Even as tax professionals and many individuals have been urging the Government to extend the last date of filing Income tax Return (ITR) for AY 2022-23, there is very little chance that Government will extend the due date.
The last date to file ITR for salaried employees and Hindu Undivided Families (HUF) whose accounts don’t need to be audited is July 31, 2022. Professionals have been running “#Extend_Due_Date_ Immediately” campaign on Twitter for the last many days to urge the Government to extend the due dates. (Read ITR filing news live updates)
However, the Government has earlier said that the due date extension won’t be necessary because most of the returns will be filed by July 31. Latest ITR filed data suggest that the Government may be right in its assessment.
|Date||ITR Filed (approx)|
As of 28th July 2022, more than 4.09 crores of ITRs were filed, which was over 36 lakhs more than the total 3.73 crore returns filed by the previous day (July 27). By July 26, more than 3.4 crore returns were filed, according to the tax department’s data.
In the last three days, an average of 33 lakhs ITRs have been filed per day. If the same trend continues, nearly 1 crore ITRs would be filed by July 31. Generally, the number of returns filed increases as the due date comes closer. Hence the final count may be higher.
By the end of the ITR deadline, a total of more than 5 crores of ITRs are likely to be filed.

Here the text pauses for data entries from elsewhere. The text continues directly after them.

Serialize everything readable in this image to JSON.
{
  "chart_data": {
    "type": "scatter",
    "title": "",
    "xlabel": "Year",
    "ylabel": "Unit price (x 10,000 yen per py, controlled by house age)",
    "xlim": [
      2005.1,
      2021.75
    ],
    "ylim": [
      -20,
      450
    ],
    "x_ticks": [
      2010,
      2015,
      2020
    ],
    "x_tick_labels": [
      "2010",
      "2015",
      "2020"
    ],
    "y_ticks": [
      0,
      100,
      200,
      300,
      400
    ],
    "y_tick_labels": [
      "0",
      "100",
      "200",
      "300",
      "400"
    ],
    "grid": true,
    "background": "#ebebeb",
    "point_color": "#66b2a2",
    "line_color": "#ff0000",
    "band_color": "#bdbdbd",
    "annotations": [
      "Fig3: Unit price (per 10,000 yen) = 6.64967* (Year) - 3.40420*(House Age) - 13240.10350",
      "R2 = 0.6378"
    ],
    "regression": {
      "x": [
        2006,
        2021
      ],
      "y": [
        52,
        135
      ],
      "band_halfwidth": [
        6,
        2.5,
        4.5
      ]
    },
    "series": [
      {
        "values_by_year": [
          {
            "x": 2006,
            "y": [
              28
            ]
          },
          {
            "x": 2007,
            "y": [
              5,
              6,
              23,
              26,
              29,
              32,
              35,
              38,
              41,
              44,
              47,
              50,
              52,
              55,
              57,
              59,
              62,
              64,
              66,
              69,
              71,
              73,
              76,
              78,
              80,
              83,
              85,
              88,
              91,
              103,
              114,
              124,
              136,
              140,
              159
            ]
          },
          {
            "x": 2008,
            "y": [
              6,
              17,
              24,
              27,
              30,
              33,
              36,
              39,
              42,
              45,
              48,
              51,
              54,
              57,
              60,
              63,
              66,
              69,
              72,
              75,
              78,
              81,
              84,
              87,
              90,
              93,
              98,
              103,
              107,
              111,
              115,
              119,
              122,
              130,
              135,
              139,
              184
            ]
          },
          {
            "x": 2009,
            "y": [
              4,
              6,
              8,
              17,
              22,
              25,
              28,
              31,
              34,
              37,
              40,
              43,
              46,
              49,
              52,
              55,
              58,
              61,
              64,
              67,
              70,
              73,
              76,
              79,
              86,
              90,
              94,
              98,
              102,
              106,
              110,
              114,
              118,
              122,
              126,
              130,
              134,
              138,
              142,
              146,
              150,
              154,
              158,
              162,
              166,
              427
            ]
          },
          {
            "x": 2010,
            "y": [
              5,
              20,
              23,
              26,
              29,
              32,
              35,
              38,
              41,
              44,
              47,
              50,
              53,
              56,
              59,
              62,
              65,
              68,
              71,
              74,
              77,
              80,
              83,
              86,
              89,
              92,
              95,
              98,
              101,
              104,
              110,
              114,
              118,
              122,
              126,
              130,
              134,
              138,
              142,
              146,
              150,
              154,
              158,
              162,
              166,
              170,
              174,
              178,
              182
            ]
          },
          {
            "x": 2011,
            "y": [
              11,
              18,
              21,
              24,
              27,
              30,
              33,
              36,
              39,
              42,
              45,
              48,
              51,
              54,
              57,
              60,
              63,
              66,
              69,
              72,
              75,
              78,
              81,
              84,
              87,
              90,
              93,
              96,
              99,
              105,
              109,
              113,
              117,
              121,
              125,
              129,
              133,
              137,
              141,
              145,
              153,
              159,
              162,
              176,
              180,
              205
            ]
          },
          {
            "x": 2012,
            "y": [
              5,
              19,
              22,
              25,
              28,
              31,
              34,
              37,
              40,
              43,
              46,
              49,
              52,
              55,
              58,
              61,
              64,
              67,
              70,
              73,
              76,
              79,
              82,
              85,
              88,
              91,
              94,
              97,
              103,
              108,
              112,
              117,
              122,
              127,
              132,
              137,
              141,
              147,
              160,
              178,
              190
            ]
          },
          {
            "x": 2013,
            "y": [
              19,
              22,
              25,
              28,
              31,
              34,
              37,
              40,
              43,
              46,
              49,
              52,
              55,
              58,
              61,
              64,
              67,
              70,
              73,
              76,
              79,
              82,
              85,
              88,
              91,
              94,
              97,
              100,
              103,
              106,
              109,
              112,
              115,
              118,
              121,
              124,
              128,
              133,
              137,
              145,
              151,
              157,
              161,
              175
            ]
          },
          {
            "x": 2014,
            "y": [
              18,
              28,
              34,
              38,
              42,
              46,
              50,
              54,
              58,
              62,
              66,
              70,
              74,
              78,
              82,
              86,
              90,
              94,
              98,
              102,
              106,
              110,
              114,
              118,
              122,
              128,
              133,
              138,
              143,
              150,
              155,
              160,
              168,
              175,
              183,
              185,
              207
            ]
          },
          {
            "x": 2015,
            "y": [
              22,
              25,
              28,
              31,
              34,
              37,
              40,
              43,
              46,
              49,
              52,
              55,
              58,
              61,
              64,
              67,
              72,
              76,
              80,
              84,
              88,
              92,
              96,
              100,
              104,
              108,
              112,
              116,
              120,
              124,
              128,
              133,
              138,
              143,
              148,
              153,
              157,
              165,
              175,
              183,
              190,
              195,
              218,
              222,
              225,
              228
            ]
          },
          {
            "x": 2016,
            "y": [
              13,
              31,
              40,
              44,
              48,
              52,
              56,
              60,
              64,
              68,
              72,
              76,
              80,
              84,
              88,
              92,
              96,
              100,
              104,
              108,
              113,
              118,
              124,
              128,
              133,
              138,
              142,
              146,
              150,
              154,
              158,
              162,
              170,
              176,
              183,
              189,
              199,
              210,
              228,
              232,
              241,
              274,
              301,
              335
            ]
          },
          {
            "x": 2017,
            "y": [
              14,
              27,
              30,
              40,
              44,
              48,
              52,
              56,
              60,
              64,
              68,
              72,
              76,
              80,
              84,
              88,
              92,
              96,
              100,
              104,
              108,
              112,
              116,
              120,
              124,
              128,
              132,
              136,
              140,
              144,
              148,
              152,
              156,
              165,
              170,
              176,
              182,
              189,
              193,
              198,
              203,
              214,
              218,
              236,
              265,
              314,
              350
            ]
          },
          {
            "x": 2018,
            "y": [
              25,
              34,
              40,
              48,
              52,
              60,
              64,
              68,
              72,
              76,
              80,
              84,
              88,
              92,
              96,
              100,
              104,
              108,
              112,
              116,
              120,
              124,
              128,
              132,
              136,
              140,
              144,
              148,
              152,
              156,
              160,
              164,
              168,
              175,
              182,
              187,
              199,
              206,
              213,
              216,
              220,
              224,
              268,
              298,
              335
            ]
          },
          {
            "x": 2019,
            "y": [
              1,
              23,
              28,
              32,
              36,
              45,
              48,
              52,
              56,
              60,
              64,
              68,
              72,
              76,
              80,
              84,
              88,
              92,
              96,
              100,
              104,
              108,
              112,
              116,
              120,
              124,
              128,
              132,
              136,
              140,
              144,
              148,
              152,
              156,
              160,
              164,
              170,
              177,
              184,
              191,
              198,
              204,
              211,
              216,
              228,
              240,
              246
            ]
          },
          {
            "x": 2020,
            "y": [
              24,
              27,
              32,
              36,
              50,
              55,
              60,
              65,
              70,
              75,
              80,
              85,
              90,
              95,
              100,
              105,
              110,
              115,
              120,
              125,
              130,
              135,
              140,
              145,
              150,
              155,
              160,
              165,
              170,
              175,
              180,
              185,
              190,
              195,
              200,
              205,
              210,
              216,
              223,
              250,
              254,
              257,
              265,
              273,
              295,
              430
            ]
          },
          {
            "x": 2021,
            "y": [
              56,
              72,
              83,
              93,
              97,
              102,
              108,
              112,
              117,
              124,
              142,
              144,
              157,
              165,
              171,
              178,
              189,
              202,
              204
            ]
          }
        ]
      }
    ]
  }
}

In the previous assessment year (2021-22), around 6.63 ITRs were filed, including taxpayers whose accounts need to be audited. The last date to file ITR for such taxpayers whose accounts are audited is October 31, 2022. So if more than 5 crore returns are filed by July 31 then the total ITRs (audited + non-audited) would easily cross the 6 crore mark this year.
It might not be necessary to extend the due dates and the ongoing campaign will most probably fail. taxpayers should therefore file their returns by the due date to avoid penalties.
“Salaried employees should avoid late filing of tax returns as the interest u/s 234A, late filing fees u/s 234F, etc would be applicable. Further, set off and carry forward of losses (except house property loss) as well as claiming of certain deduction under Chapter VI-A under will not be allowed in case of filing of Belated Return,” said Dr. Suresh Surana, Founder of RSM India.